Nicolas Philibert, retour en psychiatrie
Propos recueillis par Sophie Grassin (extraits)
L'Obs
- 13 avril 2023
Depuis plus de vingt ans, Nicolas Philibert, surtout connu pour un « block-buster » impromptu, Être et avoir, documentaire bourré d’humanité sur une école de campagne présenté au Festival de Cannes, pose avec ses films des questions politiques et sociales.

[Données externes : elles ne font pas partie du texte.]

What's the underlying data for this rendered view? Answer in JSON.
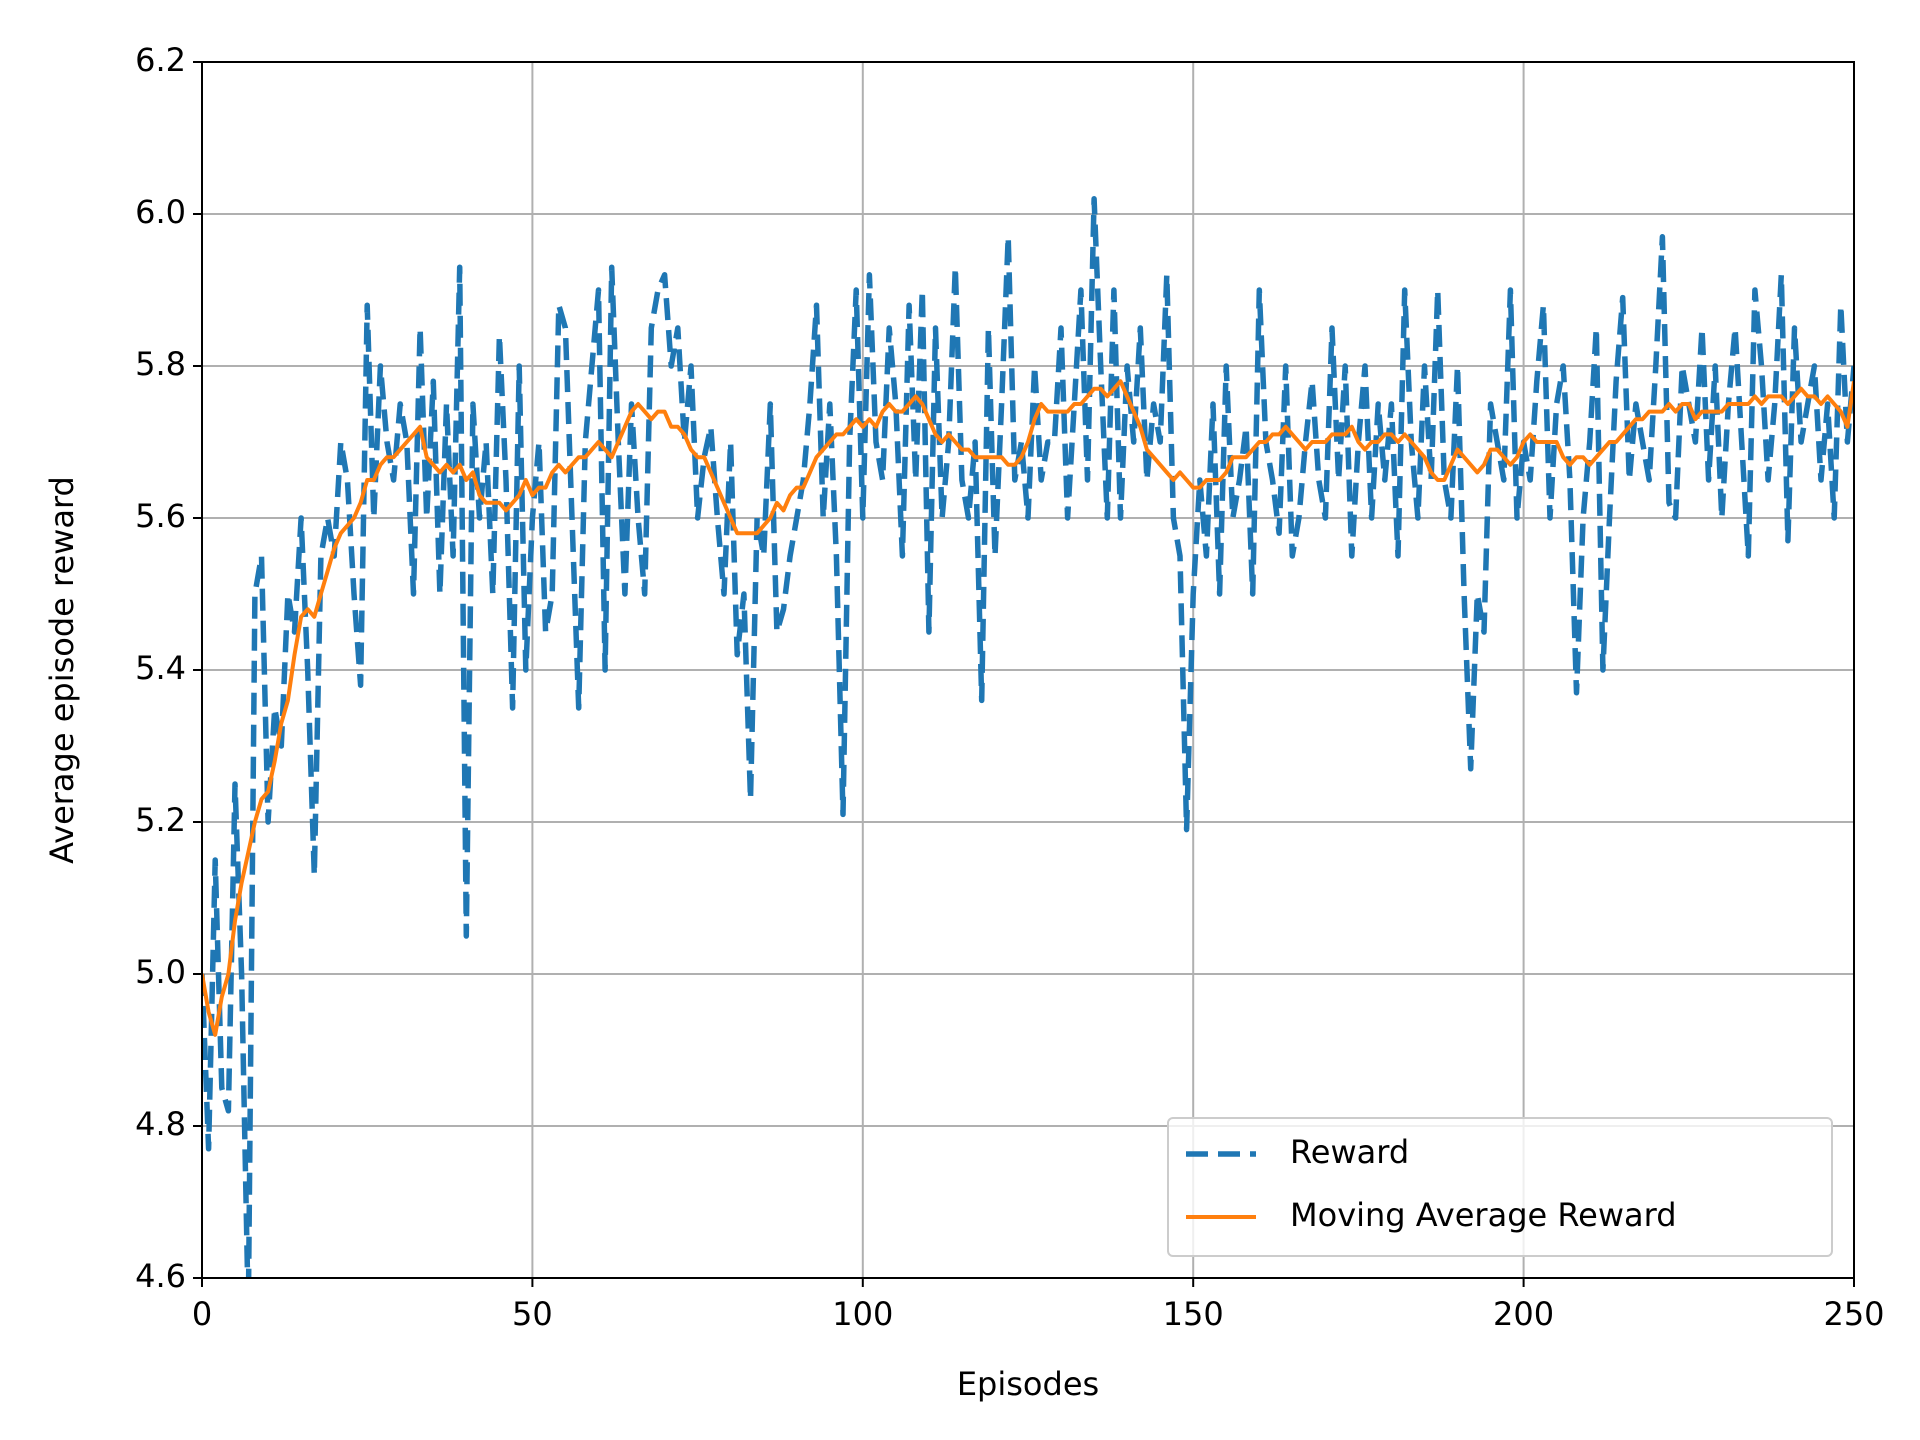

Il s’est jeté dans la gueule du Louvre (La ville Louvre), a embarqué sue la grande nef de Radio-France (La maison de la radio) et s’arrime, cette fois, à l’Adamant, hôpital de jour ancré sur la Seine recevant des patients atteints de troubles psychiatriques, où il prouve une fois de plus l’acuité de son regard. Ni voix off ni scènes préconçues, pas de jugement ou d’explication. Rencontre avec un cinéaste de la trempe d’un Depardon.
Que vous faut-il pour commencer un film ? Un lieu ?
Un projet. Une école à classe unique en Auvergne, la clinique psychiatrique de La Borde, une école d’infirmiers ou l’Adamant font naître en moi une promesse : l’éclosion de quelque chose, peut-être. Le collectif m’attire. D’un documentaire à l’autre je n’interroge qu’une chose : l’altérité. « J’écris des livres pour savoir ce qu’il y a dedans », disait Julien Green. Je me situe dans la même démarche. Je ne traite jamais d’un sujet. Traiter un sujet c’est s’y préparer. Bien sûr il faut en savoir un peu pour donner le change aux décideurs. Mais si j’en sais trop, je n’ai plus envie de tourner.
Est-ce la raison pour laquelle vos films ne s’appuie jamais sur le commentaire ? Et quand avez-vous décidé de cette « méthode »?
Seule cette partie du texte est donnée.